Özen, müdürlerinin bu ağır koku olayını duymaları üzerine hemen eve baskın yapılıp aranmasını istediklerini belirterek, “Evi arama işine bizim amirimiz Oktay Kapsız karşı geldi. Biz içeri girip cesedi bulursak, bütün aile suçlu çıkar. Bize göre, katil abla ve diğer aile bireylerinin haberi yok bunda. Biz diğer aile fertlerini bu zan altında bırakamayız’ dedi” ifadelerine yer verdi.
Soruşturmanın başında bölge amiri Oktay Kapsız vardı. Kapsız, müdürlerine “Müdürüm beni izinden çağırıp bu olayı çözün dediniz. Bırakın kendi yöntemimle çözeceğim” dedi. Bu karşılıklı konuşmaların ardından bölge amirinin dediği oldu.

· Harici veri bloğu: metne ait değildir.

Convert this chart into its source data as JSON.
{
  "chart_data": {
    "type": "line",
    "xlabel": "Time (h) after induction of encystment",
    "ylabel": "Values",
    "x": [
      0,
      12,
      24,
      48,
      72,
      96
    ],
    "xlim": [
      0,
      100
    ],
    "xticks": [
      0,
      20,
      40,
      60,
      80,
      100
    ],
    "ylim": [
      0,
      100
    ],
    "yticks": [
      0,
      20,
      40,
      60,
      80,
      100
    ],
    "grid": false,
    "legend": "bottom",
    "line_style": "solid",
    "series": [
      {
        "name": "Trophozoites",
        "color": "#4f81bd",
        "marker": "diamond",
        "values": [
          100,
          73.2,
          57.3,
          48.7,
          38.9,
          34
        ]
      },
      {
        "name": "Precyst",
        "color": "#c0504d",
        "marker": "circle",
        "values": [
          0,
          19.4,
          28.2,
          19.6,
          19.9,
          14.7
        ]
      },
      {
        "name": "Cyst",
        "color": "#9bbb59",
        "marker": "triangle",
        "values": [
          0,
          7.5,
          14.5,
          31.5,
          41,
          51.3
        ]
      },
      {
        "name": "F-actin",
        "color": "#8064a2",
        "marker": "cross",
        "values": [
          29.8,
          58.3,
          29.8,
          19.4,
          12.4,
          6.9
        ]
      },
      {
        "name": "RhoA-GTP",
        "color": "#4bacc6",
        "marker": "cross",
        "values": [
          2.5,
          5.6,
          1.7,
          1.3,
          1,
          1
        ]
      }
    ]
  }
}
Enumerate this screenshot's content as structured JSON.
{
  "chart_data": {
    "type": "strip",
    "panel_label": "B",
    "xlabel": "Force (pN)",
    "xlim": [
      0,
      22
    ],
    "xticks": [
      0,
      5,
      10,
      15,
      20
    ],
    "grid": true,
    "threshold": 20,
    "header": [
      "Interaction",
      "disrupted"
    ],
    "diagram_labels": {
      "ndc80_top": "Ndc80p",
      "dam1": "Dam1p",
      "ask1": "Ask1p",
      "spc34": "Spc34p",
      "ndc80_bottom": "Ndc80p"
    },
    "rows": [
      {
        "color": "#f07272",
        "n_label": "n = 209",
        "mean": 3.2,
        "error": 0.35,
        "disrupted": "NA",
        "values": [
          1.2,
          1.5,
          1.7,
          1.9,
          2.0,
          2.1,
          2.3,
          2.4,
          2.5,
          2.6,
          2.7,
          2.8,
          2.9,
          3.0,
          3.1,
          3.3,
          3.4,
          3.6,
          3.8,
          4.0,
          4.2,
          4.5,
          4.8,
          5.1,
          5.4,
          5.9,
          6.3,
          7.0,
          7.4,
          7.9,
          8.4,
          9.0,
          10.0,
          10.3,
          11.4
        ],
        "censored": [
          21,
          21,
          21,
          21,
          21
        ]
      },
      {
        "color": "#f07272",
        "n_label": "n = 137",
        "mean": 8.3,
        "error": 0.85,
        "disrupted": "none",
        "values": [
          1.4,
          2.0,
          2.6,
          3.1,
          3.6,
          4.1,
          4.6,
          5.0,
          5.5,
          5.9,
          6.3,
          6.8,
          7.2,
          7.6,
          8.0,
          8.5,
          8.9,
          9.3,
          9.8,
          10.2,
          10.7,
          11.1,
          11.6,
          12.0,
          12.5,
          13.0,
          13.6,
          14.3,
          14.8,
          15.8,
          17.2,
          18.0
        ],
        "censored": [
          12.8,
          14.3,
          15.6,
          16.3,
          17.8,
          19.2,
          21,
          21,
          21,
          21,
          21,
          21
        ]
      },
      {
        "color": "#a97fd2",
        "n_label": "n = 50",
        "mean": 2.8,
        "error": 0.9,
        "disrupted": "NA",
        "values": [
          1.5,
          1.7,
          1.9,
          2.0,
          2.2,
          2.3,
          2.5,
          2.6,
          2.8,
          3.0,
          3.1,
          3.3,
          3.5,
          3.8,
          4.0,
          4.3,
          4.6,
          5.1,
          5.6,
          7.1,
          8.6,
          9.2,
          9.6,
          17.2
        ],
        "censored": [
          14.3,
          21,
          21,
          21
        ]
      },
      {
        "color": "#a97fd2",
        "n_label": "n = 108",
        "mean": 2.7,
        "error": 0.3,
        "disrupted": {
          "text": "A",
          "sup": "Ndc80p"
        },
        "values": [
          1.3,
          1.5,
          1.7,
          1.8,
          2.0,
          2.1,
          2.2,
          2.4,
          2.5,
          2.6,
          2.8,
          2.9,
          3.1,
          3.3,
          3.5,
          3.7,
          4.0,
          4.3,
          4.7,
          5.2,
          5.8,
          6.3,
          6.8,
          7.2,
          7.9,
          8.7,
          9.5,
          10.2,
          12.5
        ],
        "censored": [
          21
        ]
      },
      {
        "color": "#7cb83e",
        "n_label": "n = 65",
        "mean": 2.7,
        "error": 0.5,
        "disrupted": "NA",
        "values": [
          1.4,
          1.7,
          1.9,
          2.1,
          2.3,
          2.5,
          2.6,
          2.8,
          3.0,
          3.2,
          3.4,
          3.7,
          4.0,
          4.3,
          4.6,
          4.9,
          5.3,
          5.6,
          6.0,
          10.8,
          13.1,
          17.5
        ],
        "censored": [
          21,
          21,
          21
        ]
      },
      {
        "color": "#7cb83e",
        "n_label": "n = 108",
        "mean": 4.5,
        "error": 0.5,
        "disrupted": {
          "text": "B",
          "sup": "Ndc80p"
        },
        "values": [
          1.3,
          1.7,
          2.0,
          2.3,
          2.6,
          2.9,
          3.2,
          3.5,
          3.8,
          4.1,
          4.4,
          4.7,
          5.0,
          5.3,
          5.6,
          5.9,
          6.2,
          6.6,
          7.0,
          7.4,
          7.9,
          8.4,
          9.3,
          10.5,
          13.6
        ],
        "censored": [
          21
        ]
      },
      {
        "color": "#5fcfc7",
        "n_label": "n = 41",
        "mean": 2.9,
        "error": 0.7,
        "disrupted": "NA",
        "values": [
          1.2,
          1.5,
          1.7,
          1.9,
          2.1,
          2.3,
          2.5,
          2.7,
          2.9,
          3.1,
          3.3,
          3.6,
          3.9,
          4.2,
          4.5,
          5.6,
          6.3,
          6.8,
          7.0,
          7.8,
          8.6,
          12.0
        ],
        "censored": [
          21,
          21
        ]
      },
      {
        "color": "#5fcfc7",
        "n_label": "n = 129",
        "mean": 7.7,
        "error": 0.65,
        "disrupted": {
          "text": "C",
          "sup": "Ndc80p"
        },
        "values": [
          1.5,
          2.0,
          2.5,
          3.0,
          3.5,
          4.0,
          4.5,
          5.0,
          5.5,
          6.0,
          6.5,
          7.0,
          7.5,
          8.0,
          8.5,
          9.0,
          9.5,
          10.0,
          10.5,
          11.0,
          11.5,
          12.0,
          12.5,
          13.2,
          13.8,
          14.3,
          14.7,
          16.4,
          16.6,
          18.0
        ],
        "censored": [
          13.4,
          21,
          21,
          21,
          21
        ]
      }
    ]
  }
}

EV ARAMASI YAPILMADAN GÖZALTI YAPILDI
Bu soruşturmada belki ilk kez şöyle bir uygulama yapıldığını belirten Birol Turan, o ilk kez yaşanan detayları şöyle anlattı: “Biz aile için savcılıktan gözaltı kararı aldırdık. Genelde tüm gözaltılarda evlerde de arama yapılıyordu. Biz amirimizin isteğiyle ev araması yapmadık. Savcı bey de şaşırdı. Evi aramayacaktık. Gittik aileyi gözaltına aldık. Şubeye getirdik.”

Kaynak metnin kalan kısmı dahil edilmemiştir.